The following is a console session showing this:
client_user = new_client_user( :first_name => nil ) # Will cause validation to fail
=> #<ClientUser id: nil, login: “rene173744”, email_address:
“[email protected]”, first_name: nil, last_name: “Sim”, active: true>establishment = new_establishment( :brand => brand )
=> #<Establishment id: nil, brand_id: 4, name: “Pretoria GrandWest”,
active: true>Establishment.transaction{ establishment.save!; client_user.save! } rescue false
=> falseestablishment.id
=> 10establishment.new_record?
=> falseclient_user.id
=> nilestablishment.reload
ActiveRecord::RecordNotFound: Couldn’t find Establishment with ID=10
Establishment.count
=> 4
Here’s an explanation of the session:
- I initialise a new client user, with first_name set to nil so it
will fail a validation - I then initialise a new establishment model
- I try and save both in a transaction block.

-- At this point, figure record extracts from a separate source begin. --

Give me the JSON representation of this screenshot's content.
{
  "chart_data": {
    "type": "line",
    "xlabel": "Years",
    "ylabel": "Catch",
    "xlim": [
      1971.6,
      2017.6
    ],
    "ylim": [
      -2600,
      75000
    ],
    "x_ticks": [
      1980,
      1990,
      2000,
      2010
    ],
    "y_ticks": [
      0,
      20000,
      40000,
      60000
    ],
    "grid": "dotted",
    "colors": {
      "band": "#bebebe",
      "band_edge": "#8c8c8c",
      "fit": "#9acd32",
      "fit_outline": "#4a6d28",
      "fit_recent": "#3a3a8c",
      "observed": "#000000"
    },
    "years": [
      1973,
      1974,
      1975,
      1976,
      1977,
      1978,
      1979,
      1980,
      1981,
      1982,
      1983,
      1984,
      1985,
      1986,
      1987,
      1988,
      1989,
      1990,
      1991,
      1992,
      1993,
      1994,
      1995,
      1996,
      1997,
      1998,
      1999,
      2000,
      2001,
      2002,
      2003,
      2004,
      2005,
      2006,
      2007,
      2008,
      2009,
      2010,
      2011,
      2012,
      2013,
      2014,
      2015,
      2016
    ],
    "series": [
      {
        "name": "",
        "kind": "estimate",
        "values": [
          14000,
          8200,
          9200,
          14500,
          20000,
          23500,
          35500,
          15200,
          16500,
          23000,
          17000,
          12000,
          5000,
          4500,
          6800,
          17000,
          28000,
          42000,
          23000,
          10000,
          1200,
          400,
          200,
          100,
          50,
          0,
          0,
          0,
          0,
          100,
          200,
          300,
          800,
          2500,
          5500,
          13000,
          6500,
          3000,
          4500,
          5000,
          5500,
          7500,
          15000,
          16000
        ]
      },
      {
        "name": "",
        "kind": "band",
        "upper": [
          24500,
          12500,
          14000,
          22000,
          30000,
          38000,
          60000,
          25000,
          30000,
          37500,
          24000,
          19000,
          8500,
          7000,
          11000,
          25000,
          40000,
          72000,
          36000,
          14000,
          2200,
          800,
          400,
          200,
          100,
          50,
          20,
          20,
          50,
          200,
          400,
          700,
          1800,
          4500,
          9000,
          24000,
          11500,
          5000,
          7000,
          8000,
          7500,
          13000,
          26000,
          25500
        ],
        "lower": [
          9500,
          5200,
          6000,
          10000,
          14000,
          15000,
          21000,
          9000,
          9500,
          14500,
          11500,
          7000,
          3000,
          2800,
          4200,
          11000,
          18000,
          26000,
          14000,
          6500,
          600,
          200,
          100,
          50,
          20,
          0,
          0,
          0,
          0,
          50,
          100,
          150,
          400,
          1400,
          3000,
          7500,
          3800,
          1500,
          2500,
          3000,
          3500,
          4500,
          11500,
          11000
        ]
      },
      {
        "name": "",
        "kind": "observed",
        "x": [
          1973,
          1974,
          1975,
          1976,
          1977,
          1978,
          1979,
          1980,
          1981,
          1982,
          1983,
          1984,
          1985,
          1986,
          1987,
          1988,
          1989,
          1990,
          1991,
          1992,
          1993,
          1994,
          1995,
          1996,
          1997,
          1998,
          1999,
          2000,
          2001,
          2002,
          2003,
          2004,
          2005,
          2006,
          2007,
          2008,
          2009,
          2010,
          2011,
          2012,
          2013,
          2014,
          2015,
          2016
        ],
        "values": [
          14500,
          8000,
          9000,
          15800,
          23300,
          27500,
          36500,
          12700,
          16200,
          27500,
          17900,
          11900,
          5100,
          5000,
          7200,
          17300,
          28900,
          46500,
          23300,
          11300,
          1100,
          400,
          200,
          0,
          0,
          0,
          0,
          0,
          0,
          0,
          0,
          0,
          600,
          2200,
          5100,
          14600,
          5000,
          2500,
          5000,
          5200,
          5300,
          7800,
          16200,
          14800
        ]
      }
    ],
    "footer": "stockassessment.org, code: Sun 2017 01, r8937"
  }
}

The client_user.save!
call raises an exception causing the block to roll back. - Yet establishment has an ID set to 10 and is marked as not being a
new record. - As expected client_user has no ID
- Calling reload on establishment throws an error because the row
does not exist - Counting up the actual rows we see it is below the ID assigned to
establishment (I did this a few times, the first time the assigned ID
was 5, then 6, then 7 etc)
Am I missing something or is this expected behaviour?